Jusqu'au début du vingtième siècle en effet, la cosmologie pouvait difficilement être considérée comme une science, en particulier parce que les différentes théories de formation et d'évolution de l'Univers ne reposaient que sur des observations rudimentaires. Certes, le système solaire était compris depuis Copernic, les lois de Newton et de Képler étaient établies et appliquées en particulier aux mouvements des planètes autour du Soleil, permettant par exemple à Le Verrier de découvrir la planète Neptune. Mais l'on se contentait de soupçonner l'existence d'objets très lointains (les célèbres "Univers-îles" de Kant), sans connaître leur distance, leur dimension, leur masse.

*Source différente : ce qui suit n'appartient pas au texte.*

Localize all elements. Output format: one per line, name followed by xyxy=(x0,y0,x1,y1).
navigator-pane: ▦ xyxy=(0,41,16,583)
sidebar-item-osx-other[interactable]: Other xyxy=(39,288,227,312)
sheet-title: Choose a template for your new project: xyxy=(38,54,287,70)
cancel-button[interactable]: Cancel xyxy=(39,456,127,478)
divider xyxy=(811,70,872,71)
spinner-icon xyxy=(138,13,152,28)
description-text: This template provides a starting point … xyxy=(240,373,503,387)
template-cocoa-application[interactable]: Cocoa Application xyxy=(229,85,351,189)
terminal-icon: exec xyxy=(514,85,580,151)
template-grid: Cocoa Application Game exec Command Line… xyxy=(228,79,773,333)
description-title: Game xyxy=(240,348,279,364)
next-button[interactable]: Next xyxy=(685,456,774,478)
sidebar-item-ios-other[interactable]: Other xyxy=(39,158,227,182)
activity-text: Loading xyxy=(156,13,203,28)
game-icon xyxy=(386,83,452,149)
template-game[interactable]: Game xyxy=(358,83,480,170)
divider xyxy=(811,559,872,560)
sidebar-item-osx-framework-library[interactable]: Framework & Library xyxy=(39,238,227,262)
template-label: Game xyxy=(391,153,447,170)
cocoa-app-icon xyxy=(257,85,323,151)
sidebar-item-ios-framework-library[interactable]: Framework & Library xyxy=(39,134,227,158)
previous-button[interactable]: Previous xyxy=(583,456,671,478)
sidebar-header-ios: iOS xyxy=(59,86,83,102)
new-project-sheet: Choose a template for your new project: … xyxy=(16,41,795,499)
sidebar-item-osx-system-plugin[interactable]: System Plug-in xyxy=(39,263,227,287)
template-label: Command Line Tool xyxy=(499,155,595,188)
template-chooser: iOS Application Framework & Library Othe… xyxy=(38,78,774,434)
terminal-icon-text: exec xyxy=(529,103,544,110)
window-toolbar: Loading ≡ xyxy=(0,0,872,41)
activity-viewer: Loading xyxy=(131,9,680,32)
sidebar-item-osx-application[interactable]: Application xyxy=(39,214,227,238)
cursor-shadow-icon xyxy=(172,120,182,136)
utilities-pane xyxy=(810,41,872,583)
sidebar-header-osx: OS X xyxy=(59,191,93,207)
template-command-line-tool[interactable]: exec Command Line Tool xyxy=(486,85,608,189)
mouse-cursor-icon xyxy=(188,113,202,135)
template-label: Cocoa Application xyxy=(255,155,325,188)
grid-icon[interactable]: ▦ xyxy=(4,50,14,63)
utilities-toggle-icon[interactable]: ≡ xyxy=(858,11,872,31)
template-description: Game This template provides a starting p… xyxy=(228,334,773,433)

Ce n'est qu'au début du XXème siècle, dans les années 1920, que Hubble mit en évidence le décalage spectral vers le rouge des galaxies, prouvant ainsi que les galaxies étaient des objets très lointains, et donc très massifs, constitués de millions ou de milliards d'étoiles, et impliquant aussi que l'Univers était en expansion.
Outre les progrès dans le domaine des observations à toutes les longueurs d'onde, l'astronomie du XXème siècle a de plus en plus fait appel à la physique, ce qui permet maintenant de comprendre beaucoup mieux la structure, la formation et l'évolution de l'Univers. Trois grands arguments en faveur du modèle du Big Bang ont été présentés ici : le décalage vers le rouge des galaxies, qui implique une expansion générale de l'Univers, l'existence du fond diffus cosmologique et de ses petites fluctuations, origines des grandes structures observées actuellement, et les résultats de la nucléosynthèse.
Il reste cependant des zones d'ombre, comme par exemple la nature de la matière noire, qui est l'une des grandes questions ouvertes de l'astrophysique du XXIème siècle.